Her words carry weight, which is why she chooses them carefully, especially in her position as mentor and role model to young girls, from the dance studio to social media. “I get asked a lot about how I stay motivated, especially when I have had, at times, people telling me not to do something. I told one girl recently, that as long as it comes from your heart, as long as you have support, you can accomplish anything. Your dreams are big and you’re in this life to fulfil them.”
While she’s a figurehead for young females breaking into ballet, Alia looks to the roster of Emirati women now taking seat in ministerial positions to inspire her own journey. “Noura Al Kaabi [UAE Minister of Culture and Knowledge Development] has done so much for the cultural scene, so I of course look up to her,” she says. “Sheikha Lubna Al Qasimi was the head of Zayed University when I studied there, so she has been an extremely important part of my life; Shamma Al Mazrui [UAE Minister of State for Youth Affairs] and Dr Amal Al Qubaisi [president of the Federal National Council, and the region’s first female leader of a national assembly]… All these women are extremely loud and vocal and present and their opinions matter, and I think that makes them very inspirational because they make changes that really count. Having seen what they’ve all achieved, it shows me, as an Emirati, that you can do whatever you want, whatever path you see ahead of you, if you have faith you can achieve anything.”

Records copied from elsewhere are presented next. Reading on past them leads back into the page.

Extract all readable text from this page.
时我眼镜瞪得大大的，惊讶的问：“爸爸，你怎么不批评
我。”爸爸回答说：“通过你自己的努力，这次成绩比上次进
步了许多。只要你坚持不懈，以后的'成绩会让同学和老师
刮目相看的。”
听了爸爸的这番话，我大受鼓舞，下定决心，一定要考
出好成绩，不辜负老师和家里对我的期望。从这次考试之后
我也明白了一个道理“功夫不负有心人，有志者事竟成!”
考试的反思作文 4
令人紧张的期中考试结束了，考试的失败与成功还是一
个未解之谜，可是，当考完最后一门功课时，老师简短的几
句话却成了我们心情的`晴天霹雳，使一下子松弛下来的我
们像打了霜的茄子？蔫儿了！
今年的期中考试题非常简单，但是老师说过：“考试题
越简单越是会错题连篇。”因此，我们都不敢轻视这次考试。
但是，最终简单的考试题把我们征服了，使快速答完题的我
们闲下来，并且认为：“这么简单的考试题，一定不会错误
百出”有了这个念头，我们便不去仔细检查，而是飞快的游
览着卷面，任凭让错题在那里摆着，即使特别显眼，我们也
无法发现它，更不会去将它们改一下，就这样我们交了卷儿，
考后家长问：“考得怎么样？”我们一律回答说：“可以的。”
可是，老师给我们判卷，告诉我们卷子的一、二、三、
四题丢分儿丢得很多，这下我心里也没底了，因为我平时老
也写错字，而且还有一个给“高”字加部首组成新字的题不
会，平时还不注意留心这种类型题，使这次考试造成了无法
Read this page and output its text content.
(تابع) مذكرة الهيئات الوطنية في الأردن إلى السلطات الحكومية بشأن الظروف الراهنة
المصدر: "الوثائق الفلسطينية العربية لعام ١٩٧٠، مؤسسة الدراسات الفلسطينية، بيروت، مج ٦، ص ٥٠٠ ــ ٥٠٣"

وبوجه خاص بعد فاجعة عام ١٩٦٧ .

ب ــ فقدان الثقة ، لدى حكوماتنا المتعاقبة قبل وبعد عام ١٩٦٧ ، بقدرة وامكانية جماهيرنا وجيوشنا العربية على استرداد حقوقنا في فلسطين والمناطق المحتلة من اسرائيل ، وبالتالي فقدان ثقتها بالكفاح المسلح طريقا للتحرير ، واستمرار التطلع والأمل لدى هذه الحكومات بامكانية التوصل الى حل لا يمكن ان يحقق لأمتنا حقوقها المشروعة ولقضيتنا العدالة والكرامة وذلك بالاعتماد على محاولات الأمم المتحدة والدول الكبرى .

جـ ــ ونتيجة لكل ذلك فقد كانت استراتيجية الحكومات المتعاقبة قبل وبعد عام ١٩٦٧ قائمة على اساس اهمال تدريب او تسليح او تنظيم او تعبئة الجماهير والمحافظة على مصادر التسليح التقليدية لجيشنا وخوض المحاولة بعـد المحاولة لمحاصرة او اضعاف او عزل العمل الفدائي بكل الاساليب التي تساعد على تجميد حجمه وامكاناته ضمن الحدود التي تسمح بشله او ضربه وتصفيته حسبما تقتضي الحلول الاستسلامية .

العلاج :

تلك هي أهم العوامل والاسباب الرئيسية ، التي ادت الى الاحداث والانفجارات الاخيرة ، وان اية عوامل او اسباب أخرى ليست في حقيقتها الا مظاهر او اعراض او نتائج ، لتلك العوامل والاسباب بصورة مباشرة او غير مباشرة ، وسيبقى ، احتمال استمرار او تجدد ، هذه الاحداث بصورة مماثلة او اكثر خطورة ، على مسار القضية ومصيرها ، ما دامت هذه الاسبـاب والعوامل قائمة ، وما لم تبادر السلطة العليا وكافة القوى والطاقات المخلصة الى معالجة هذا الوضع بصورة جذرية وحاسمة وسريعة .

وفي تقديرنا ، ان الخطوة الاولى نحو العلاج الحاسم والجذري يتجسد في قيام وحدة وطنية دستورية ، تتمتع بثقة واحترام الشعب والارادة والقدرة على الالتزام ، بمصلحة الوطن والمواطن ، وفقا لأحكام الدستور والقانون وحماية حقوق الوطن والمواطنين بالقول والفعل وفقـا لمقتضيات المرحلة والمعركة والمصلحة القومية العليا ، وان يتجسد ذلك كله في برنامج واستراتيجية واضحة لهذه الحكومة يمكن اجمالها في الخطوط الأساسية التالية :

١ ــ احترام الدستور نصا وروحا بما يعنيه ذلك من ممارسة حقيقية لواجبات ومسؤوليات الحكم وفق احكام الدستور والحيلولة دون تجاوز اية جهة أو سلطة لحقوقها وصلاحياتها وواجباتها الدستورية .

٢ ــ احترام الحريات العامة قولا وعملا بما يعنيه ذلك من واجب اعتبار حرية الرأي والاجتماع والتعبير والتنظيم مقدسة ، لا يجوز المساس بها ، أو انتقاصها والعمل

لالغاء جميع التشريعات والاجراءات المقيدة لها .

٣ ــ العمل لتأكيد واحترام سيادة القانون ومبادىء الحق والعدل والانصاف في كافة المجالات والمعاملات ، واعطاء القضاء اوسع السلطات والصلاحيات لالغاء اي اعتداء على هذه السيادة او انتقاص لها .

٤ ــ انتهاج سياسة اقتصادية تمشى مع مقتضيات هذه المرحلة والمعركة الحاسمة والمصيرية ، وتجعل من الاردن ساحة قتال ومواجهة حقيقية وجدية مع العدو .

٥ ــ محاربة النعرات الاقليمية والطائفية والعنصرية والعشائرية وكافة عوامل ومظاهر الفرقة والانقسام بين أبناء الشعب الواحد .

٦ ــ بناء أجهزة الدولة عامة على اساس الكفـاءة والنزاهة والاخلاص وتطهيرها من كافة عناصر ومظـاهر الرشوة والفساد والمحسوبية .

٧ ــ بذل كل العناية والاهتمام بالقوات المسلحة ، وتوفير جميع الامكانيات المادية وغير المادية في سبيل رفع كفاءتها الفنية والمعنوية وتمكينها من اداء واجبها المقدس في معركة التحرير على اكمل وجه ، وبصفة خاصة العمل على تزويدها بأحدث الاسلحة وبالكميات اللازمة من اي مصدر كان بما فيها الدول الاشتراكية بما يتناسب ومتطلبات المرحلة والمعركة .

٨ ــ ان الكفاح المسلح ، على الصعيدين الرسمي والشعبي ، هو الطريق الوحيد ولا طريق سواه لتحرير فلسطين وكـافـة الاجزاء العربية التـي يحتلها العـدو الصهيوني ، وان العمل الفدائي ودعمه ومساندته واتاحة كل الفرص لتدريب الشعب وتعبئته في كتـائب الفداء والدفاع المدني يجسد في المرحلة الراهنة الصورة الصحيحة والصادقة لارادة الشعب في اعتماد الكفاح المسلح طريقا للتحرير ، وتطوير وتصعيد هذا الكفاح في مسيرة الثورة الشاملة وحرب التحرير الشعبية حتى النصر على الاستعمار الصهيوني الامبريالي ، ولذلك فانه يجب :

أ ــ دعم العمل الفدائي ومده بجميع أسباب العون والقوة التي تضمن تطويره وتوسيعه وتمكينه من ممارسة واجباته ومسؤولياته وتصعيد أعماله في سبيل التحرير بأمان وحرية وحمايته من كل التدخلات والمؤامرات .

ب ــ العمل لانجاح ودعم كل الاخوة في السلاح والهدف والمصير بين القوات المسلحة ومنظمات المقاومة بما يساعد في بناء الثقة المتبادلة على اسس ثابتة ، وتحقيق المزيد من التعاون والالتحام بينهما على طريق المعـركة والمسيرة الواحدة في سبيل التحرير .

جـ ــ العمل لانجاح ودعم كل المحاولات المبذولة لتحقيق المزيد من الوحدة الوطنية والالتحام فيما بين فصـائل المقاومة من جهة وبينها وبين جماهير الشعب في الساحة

Her faith, she says, is unwavering, despite it too being called into question. “For many people [in the Emirates], ballet is something new – they have no education about it, so it’s taken many years for people to understand that it’s not interfering with my religious views and it’s not interfering in my life as an Emirati lady. I really believe that what I do doesn’t affect my religious faith. In fact, my faith is strong. From when I was little, I was always told that it’s important to pray, that it’s important to believe in God and to thank God for everything that you have in your life. My grandmother also taught me that even when something is extremely difficult, with God’s support you will get through anything. And I think because of that, my faith has only been made stronger.”
While it is the passion and ambition of Alia’s youth that earned her the title of ‘first Emirati ballerina’ 20 years ago, it will be her faith that will take Alia forward on her quest to open people’s eyes to the beauty of ballet and transform the perception of performing arts here, in our homeland, for generations to come.